Foto Ansa

il capo dello stato

Le ragioni politiche dell'unità nazionale. Il senso del discorso di Mattarella 

Sergio Soave

Politica estera, pace, alleanze internazionali e difesa della democrazia (e della Repubblica). A chi parla il capo dello Stato nel discorso di fine anno 

Nel discorso di auguri per l’anno nuovo pronunciato da Sergio Mattarella l’elemento principale è un appello a non dimenticare mai anche nell’asprezza del confronto politico, le ragioni profonde dell’unità nazionale. Già nella parte iniziale, dedicata alla difficile situazione internazionale e sull’esigenza di una iniziativa per la pace, si esprime questa esigenza: “La pace, ha detto, in realtà, è un modo di pensare: quello di vivere insieme agli altri, rispettandoli, senza pretendere di imporre loro la propria volontà, i propri interessi, il proprio dominio”. Ricordando le parole di Leone XIV ha insistito sulla “necessità di disarmare le parole”.

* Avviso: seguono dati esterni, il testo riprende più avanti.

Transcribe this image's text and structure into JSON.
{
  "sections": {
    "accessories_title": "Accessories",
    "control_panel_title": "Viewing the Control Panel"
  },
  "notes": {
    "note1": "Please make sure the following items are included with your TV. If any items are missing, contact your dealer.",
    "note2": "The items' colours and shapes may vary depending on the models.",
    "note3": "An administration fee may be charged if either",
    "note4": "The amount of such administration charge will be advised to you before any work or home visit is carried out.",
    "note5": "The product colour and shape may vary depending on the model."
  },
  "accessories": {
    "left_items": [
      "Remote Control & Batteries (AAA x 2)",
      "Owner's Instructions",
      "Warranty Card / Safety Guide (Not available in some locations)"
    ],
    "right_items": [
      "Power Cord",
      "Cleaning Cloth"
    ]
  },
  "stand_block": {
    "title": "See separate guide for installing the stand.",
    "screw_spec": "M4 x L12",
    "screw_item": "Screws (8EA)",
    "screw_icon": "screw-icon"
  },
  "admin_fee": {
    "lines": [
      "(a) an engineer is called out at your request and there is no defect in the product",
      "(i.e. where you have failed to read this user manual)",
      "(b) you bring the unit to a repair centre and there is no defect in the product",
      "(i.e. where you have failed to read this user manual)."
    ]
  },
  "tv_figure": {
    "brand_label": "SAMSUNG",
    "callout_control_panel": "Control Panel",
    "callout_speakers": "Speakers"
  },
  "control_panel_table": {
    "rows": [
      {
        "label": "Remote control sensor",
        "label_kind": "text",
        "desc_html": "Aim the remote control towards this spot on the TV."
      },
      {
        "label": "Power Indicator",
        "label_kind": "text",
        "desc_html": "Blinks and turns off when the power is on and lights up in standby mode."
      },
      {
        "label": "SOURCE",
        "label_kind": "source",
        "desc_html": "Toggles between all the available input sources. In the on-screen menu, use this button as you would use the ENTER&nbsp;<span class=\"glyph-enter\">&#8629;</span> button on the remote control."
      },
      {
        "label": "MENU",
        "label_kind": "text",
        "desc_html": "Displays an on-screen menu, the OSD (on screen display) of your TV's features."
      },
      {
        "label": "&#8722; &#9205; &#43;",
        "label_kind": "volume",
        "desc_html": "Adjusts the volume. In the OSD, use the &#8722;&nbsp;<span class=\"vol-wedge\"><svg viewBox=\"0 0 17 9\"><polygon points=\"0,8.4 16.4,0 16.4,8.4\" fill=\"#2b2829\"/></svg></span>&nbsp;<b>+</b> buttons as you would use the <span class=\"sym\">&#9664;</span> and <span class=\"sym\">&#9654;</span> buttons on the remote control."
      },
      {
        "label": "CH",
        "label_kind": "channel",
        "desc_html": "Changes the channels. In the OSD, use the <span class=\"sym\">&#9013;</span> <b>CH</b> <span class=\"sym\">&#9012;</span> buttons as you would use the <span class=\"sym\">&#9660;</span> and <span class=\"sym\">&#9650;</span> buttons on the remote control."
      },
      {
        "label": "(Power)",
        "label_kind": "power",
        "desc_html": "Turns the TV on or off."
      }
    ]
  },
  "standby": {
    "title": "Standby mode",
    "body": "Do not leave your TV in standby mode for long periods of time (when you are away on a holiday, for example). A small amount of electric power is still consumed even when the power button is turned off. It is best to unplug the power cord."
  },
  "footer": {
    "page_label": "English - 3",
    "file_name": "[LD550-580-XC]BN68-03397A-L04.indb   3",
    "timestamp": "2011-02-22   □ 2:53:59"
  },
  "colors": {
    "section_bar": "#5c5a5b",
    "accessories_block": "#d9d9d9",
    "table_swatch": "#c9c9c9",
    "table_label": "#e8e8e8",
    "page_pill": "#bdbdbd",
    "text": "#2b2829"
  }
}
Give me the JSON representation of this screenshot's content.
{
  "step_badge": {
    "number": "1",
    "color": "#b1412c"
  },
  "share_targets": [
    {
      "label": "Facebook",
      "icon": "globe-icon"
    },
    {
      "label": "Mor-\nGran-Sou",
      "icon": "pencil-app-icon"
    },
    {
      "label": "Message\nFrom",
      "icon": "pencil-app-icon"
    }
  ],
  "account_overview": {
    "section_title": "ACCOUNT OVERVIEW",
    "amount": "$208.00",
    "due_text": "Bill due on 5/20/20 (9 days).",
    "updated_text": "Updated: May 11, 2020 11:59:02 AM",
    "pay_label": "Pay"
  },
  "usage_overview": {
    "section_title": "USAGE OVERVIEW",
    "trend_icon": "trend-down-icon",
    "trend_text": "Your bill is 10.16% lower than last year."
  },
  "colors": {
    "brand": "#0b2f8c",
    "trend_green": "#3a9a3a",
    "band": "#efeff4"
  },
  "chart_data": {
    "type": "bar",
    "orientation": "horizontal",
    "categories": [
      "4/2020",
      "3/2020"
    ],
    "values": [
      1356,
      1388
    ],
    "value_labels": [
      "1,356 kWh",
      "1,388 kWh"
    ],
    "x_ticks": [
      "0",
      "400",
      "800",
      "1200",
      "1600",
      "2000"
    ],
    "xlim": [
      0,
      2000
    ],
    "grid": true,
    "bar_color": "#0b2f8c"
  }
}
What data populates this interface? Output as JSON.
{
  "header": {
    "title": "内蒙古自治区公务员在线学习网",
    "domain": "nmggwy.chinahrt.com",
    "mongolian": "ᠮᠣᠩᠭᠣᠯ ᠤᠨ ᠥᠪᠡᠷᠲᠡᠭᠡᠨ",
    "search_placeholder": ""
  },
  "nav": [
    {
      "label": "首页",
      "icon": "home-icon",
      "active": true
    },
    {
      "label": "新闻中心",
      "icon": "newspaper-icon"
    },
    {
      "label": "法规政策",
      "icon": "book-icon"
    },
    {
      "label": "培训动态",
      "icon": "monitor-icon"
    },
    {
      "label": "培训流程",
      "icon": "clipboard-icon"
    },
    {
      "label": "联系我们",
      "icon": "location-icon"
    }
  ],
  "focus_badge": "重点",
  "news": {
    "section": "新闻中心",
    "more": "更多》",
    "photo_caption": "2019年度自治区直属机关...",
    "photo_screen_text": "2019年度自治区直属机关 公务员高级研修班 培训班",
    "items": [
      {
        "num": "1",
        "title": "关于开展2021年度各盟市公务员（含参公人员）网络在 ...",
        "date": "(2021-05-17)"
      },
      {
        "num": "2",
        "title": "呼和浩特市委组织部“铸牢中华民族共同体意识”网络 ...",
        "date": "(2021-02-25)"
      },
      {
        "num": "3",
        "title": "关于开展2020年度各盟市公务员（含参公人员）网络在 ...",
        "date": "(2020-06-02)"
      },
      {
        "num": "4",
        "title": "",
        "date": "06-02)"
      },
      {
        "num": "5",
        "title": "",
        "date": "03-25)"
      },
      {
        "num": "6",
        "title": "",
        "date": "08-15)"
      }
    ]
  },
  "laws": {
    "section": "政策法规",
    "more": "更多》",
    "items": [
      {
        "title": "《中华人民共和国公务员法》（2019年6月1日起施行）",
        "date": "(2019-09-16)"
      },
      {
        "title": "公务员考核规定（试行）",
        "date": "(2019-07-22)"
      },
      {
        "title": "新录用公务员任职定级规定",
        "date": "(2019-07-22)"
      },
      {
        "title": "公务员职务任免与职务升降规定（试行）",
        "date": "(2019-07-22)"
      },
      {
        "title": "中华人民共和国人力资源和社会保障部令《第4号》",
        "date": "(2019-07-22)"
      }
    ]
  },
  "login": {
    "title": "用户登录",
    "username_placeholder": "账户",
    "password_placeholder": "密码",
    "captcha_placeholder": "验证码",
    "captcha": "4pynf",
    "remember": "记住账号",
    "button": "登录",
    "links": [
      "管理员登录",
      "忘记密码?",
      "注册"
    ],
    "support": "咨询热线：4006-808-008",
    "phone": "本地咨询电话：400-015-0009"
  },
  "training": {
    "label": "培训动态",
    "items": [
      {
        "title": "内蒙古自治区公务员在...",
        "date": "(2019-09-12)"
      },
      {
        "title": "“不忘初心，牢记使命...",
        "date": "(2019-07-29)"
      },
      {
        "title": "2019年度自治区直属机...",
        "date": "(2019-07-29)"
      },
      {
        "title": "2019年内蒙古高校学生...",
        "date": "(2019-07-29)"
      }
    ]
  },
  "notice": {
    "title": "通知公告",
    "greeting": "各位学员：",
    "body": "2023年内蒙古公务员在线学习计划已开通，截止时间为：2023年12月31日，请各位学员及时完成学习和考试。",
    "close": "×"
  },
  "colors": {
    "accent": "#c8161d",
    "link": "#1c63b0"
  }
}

Nella parte in cui ha ricordato e ripercorso gli ottanta anni della Repubblica, ha sottolineato il fatto che, durante l’assemblea costituente, “Di mattina i costituenti discutevano - e si contrapponevano - sulle misure concrete di governo, nel pomeriggio, insieme, componevano i tasselli della nostra Carta costituzionale”. Ha poi ricordato scelte decisive  e permanenti nel campi internazionale, che se pure furono compiute all’inizio tra aspri contrasti, ora sono largamente condivise: “L’Unione Europea e l’Alleanza Atlantica hanno coerentemente rappresentato - e costituiscono - le coordinate della nostra azione internazionale”. Ripercorre le vicende storiche collegando le conquiste ai problemi ancora aperti o ricomparsi in forme nuove, come ad esempio “il Piano casa, il cui ricordo richiama le difficoltà delle giovani coppie a trovare casa oggi nelle nostre città”. Egualmente le conquiste dello statuto dei lavoratori esprimono “valori che richiamano al pieno rispetto della irrinunziabile sicurezza sul lavoro e all’equità delle retribuzioni”. Mattarella non dimentica i problemi aperti, ma esprime una visione positiva: “L’Italia della Repubblica è una storia di successo nel mondo. Possiamo e dobbiamo esserne orgogliosi”. Anche questo orgoglio è basato su un sistema in cui dialettica e coesione convivono: “La nostra vera forza, la coesione sociale nella libertà e democrazia, ci ha consentito di fare dell’Italia il grande Paese che è oggi. Le legittime dialettiche tra le varie posizioni hanno contribuito a concrete realizzazioni che hanno cambiato in meglio la vita delle persone. Diritti e doveri sono diventati progressivamente fatti e non sono rimasti astratte affermazioni”. Anche i problemi più urgenti Devono essere affrontati in questo spirito: “Vecchie e nuove povertà - che ci sono e vanno contrastate con urgenza - diseguaglianze, ingiustizie, comportamenti che feriscono il bene collettivo come corruzione, infedeltà fiscale, reati ambientali: crepe che rischiano di compromettere proprio quella coesione sociale che consideriamo un bene prezioso di cui disponiamo”.

Da questa coesione sociale, che è la chiave di tutto il ragionamento, Mattarella non vuole escludere i giovani ai quali rivolge l’appello ad essere “esigenti e coraggiosi”, mentre rifiuta i giudizi sommari: “Qualcuno - che vi giudica senza conoscervi davvero - vi descrive come diffidenti, distaccati, arrabbiati: non rassegnatevi”. Confronto democratico e coesione tra forze politiche, presenze sociali, generazioni diverse: questa la lezione e l’augurio, come sempre apprezzabile e ragionevole che viene dal Quirinale.